先日友人と話していた時のこと。
様々なビジネスセミナーや自己啓発セミナー大流行りの経済優先社会。誰もが何かに急かされるように生きていて、何が大切かわからないまま走り続けなくてはいけない社会で、呼吸を深く、迷わずに歩いて行くには、どうしたらいいのか。
友人は、「自分の中に『これが幸せだ』という幸せの原風景があることが力になると思う」と言いました。
それがあれば、この道は、その幸せに繋がっているのか、この選択をした時に、その原風景に近づいて行くのか、遠ざかってしまうのかという原点にたった判断ができるからです。
自分のことを考えた時、しっかり それが あることに気づきました。
その風景は、大好きな祖母の家で過ごした夏の夜の風景。
海外で張り詰めた毎日を送っていた私には、栃木の田舎(当時はまだ家の前に田んぼがありました)で過ごす夏は、宝石のような宝物の時間でした。

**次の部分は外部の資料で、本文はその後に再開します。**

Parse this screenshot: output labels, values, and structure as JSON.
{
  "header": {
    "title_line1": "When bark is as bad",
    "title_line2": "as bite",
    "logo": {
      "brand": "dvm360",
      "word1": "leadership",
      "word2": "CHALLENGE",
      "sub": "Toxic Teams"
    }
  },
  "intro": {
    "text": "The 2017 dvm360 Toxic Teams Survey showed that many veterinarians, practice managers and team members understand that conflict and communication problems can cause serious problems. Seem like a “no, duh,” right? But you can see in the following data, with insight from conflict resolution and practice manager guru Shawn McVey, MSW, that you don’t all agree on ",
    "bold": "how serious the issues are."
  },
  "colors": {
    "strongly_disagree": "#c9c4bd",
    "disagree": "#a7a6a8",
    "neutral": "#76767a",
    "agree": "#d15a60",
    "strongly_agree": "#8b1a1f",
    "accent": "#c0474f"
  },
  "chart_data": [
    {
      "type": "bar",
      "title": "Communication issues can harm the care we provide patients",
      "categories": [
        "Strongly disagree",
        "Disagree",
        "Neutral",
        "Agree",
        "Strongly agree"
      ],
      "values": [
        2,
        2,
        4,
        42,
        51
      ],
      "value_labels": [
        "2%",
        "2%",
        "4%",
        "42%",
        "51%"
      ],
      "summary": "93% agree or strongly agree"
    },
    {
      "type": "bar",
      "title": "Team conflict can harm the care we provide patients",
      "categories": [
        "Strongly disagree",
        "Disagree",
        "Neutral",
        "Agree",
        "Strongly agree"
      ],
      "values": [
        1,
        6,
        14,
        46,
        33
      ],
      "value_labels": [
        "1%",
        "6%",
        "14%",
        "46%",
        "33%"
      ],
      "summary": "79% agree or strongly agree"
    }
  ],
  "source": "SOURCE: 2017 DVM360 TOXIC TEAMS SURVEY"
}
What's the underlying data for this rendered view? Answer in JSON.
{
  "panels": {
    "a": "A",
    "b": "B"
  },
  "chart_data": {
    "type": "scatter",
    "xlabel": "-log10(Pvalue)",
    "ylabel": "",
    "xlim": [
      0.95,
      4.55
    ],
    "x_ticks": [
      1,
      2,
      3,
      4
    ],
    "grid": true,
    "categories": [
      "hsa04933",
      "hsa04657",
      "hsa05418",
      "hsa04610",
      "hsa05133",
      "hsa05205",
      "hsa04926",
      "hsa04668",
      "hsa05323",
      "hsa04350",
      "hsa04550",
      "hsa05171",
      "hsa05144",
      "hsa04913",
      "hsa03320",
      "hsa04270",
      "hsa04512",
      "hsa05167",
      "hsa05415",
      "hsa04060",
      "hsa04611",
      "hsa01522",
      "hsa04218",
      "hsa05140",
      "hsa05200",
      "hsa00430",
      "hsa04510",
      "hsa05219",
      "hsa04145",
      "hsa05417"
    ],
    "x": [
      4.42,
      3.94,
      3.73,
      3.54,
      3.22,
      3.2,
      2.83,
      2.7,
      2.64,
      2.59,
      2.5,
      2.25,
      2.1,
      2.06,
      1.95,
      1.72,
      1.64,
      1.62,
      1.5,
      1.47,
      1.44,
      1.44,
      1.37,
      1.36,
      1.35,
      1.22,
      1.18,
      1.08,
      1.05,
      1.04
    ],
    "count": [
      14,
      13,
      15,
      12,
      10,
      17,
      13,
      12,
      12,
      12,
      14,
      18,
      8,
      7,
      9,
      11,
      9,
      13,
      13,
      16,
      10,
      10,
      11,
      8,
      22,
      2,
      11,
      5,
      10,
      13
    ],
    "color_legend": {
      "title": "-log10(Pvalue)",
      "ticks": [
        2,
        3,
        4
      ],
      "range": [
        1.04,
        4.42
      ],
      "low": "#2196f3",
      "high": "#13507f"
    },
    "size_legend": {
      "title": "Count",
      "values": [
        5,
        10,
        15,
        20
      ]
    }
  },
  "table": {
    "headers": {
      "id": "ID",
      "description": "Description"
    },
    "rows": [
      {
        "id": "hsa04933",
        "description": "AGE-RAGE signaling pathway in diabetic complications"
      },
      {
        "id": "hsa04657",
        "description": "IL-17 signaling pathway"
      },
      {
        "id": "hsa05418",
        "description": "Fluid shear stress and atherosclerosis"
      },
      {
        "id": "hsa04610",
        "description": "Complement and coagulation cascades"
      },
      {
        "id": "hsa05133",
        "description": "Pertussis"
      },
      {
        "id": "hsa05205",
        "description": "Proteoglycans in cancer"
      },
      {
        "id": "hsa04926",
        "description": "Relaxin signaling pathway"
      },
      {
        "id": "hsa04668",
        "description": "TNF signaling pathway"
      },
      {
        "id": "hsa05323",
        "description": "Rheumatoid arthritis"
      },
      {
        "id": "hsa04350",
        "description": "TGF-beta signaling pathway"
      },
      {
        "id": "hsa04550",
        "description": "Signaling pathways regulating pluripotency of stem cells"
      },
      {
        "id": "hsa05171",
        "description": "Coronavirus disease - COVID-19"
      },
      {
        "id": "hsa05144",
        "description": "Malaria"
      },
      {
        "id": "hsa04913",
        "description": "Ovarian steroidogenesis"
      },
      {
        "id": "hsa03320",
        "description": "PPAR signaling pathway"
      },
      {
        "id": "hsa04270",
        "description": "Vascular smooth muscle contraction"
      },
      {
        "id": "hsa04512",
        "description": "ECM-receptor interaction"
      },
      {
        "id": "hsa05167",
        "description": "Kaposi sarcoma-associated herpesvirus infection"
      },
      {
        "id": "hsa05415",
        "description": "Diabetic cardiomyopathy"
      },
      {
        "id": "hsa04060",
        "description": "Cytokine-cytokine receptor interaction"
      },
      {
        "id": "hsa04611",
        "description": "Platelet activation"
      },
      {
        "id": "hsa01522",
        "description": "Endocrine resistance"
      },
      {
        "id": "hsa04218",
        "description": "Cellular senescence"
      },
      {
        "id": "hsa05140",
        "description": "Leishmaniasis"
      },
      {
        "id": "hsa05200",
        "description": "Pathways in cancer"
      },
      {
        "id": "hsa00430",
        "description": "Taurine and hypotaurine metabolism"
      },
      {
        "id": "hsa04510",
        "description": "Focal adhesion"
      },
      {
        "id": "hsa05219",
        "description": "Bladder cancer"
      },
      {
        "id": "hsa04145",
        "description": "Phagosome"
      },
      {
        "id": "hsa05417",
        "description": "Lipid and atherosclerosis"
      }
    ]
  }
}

日中は汗だくに遊びまわり、お風呂に入れてもらい、シッカロールをぱんぱん叩いて、ビタミンcのタブレットを口にくわえさせてもらい、お手製のタオル腹巻をしてもらって寝床に向かいます。
子どもには冷房は入れない、という主義だった祖父。でも夏の栃木の一軒家の夜は暑くてなかなか寝つけません。
そんな私たちに、祖母は微笑みながら、寝つくまでうちわで風を送ってくれました。
若い頃とても苦労した祖母のシワシワの手が、ゆったり優しく揺れて気持ちのいい風が吹いてくる、この幸せな時。
おばあちゃん、と呼ぶと、はあい、と小さい声ではにかむように答える祖母の声。
眠いのに、この時間がずっと続いて欲しくて、一生懸命に起きようとして、でも、水戸線のがたんごとんという音も、雨戸を越えて聞こえるカエルの大合唱も、ふすまを隔てた母や叔母たちの忍び笑いの声すら、子守唄に聞こえて…そのまま眠りに落ちて行くふわりとした感覚。
それが私の幸せの原風景です。
この風景に続く道なのかどうか。
こんな風景を、誰かに、なにかの形で手渡すことができるかどうか。
そんな価値基準でやっていけば大丈夫。
お金持ちやいわゆる成功者になれなくても、幸せ者にはなれる。
そんな安心感を胸にゆっくり眠れた夜でした。